Councils were under a statutory duty to take proceedings to protect children. “It is not a question of voluntarily taking advantage of the system in the way that can be said of ordinary citizens going to law.” No one, he added, asked the police to pay a fee to come to court for the prosecution of criminals.
Ultimately it was a matter of Government policy. But although £40 million had been set aside to compensate councils for court fees, the money was not “ring-fenced” and in danger of being used elsewhere.
Sir Mark accepted that if councils did not go to court, children might suffer harm, although he did not believe the policy would affect cases “where real physical harm is threatened or endangered”. He cited cases of persistent neglect or inadequate parenting which normally would lead to proceedings but might prompt councils to seek alternatives such as placing the child elsewhere.

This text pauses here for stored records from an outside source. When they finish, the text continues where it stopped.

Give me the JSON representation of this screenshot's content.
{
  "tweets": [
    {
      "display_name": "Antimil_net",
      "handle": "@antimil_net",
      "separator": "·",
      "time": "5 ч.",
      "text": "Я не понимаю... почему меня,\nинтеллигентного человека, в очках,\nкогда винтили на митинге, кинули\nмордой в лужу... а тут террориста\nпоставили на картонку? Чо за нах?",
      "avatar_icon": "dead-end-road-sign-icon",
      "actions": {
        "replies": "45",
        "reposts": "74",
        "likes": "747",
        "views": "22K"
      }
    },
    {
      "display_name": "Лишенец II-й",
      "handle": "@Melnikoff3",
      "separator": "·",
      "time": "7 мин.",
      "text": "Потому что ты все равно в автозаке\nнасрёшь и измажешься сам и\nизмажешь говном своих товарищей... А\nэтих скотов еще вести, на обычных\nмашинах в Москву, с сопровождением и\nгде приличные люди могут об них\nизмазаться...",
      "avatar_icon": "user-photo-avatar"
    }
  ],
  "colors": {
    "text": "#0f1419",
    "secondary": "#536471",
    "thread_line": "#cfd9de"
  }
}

Access to justice was also threatened, he said, by a reduction in the number of experienced family work lawyers prepared to do legal aid in the face of fee cuts. Judges had already made their views known on this. The result would be an increase in legal “advice deserts”, that already existed in some parts of the country, and in the numbers of “litigants in person”, where people went to court unrepresented. “This creates enormous difficulities not simply in procedure and process of the case, but in the consequent delay” because judges “naturally do their best to preserve the balance (between the litigant in person and lawyer on the other side) and give such litigants a full chance to make their points in a way not normally given to counsel”.
The proposed cuts also would lead to fewer family lawyers. These, he said, were not the “‘fat cat’ end of the Bar at all” but “people largely acting out of idealism, so far as solicitors are concerned”. Barristers, too, were a “dedicated group who do a decent job for a no more than adequate fee” .

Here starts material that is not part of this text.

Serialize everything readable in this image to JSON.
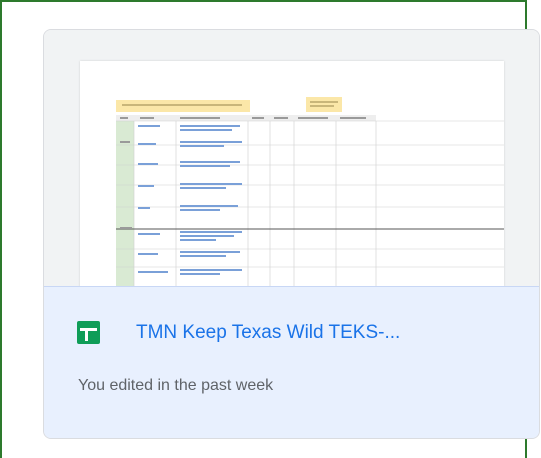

A cut in income would result in solicitors “leaving the field altogether” or reducing their legal aid work, leaving it to those who were “far from the most experienced”. Similarly, if prospects were reduced at the Bar — where the “good work” in family law was done by experienced “juniors” — then the work would become less attractive. “It’s not a question of more money; it’s a question of not making reductions from the present already very tight level.”

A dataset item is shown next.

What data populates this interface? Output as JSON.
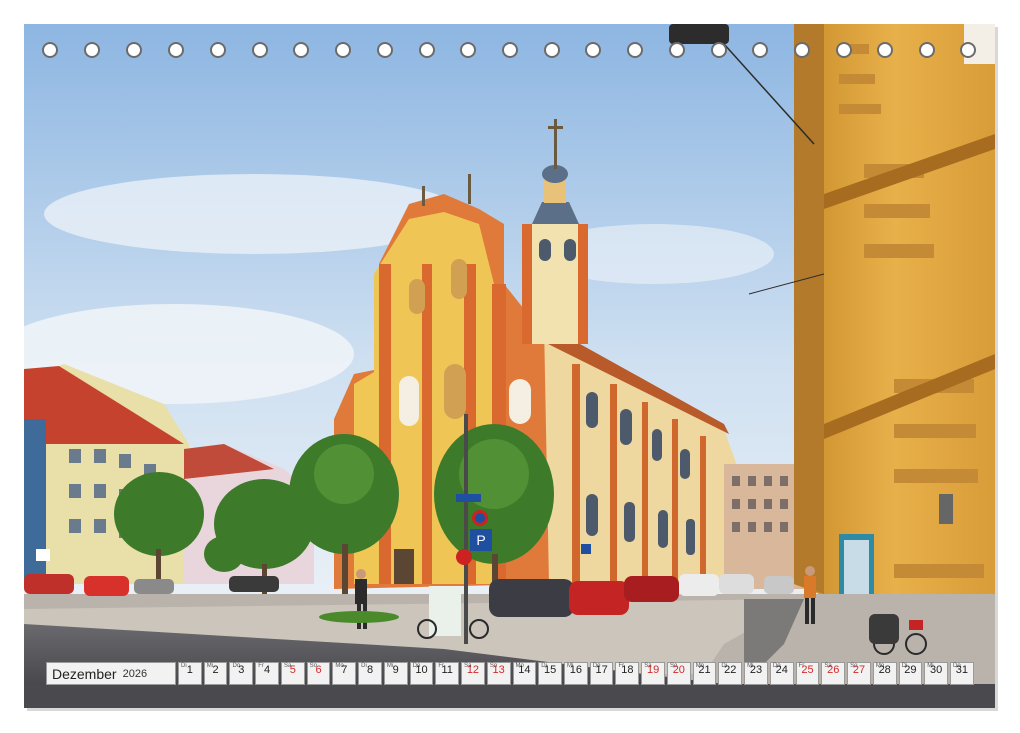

Sir Mark also commented on the way a divorcing couple’s assets were split, another potential area for reform. He distinguished between run-of-the-mill cases, where there was enough money in the pot only to cover a couple’s reasonable needs, and “big money” cases. He said that because “the ingenuity of lawyers” was unlimited and parties unlikely to be conciliatory, introducing a more detailed regime on splitting assets was unlikely to achieve “greater certainty of outome. Instead, this area is a matter for the Law Commission”.
In general, Sir Mark said that the justice system was in good working order, if at “full stretch”. As for criticisms, judges felt “a righteous sense of unfairness and indignation” but “by and large put up with it”. He is keen to open up family justice (The Times, October 20); meanwhile, judges were resigned to knowing that they had “to have broad backs and apply the law as they found it” including — in children’s cases — “making the welfare of the child paramount”.
If that inspired attacks from “disgruntled parties”, that was a hazard of the profession. As for charges of “so-called secret justice”, judges would have to put up with that — unless or until the law was changed, in which case, he said, they would “continue to do their job".